Foto: Irfan / Ketua MPR Nerlince Wamuar ketika di wawancarai
Sentani, Jurnal Mamberamo Foja – Sebanyak 42 pimpinan dan anggota Majelis Rakyat Papua (MRP) mengikuti bimbingan teknis (Bimtek) guna memperkuat pemahaman mereka dalam menjalankan tugas dan wewenang sebagai representasi kultural Orang Asli Papua (OAP).
Bimtek bertema “Optimalisasi Tugas dan Wewenang MRP” ini dibuka oleh Asisten II Setda Provinsi Papua, Setyo Wahyudi, yang mewakili Penjabat (Pj) Gubernur Papua, Ramses Limbong, di Hotel Horison, Sentani, Senin (3/3).

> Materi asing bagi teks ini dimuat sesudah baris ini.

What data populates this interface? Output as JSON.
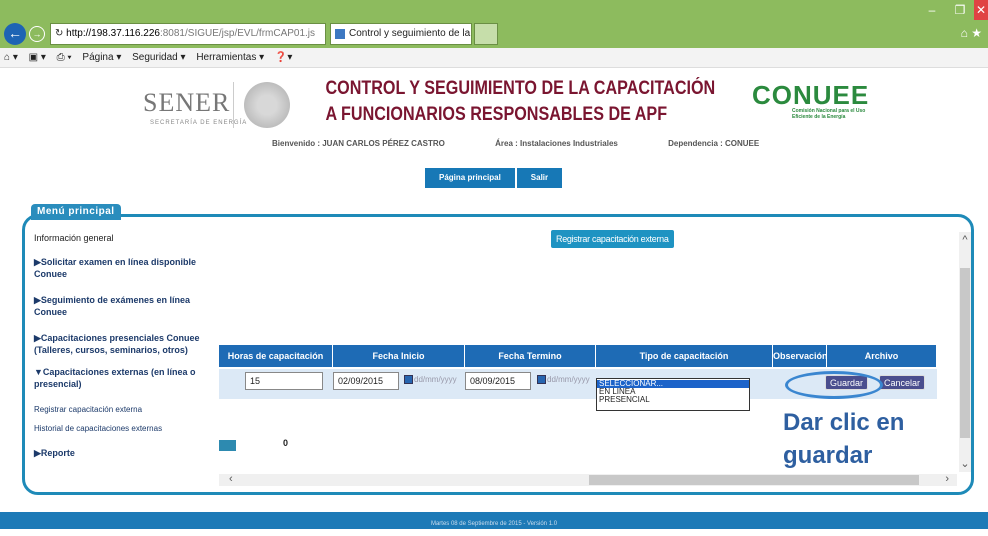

Menurut Setyo Wahyudi, MRP memegang peran strategis dalam sistem pemerintahan Otonomi Khusus (Otsus), bukan sekadar lembaga formal, tetapi juga penjaga nilai-nilai adat dan hak-hak dasar OAP.
“MRP memiliki mandat yang kuat dalam mempertimbangkan calon kepala daerah, mengawal kebijakan Otsus, serta memperjuangkan hak-hak masyarakat adat. Namun, tantangan yang dihadapi semakin kompleks, terutama dengan perubahan regulasi yang dinamis dan efisiensi anggaran yang terjadi secara nasional,” ujarnya.
Setyo menekankan bahwa MRP harus semakin inovatif dalam menjalankan tugasnya di tengah keterbatasan sumber daya.
Ketua MRP Provinsi Papua, Nerlince Wamuar Rollo, menyoroti bahwa salah satu agenda penting dalam Bimtek ini adalah pembahasan regulasi Otsus, termasuk definisi Orang Asli Papua.
“Kami terus memperjuangkan agar kepala daerah di Papua harus merupakan Orang Asli Papua. Namun, hingga kini, perjuangan tersebut belum membuahkan hasil, atau mungkin Tuhan belum mengizinkan,” katanya.
Bimtek ini dirancang sebagai wadah bagi anggota MRP untuk memperdalam wawasan, berdiskusi, serta mencari solusi atas berbagai tantangan dalam pelaksanaan Otsus.
Kegiatan ini akan berlangsung selama tiga hari dengan harapan meningkatkan efektivitas tugas dan fungsi MRP dalam mengawal hak-hak OAP.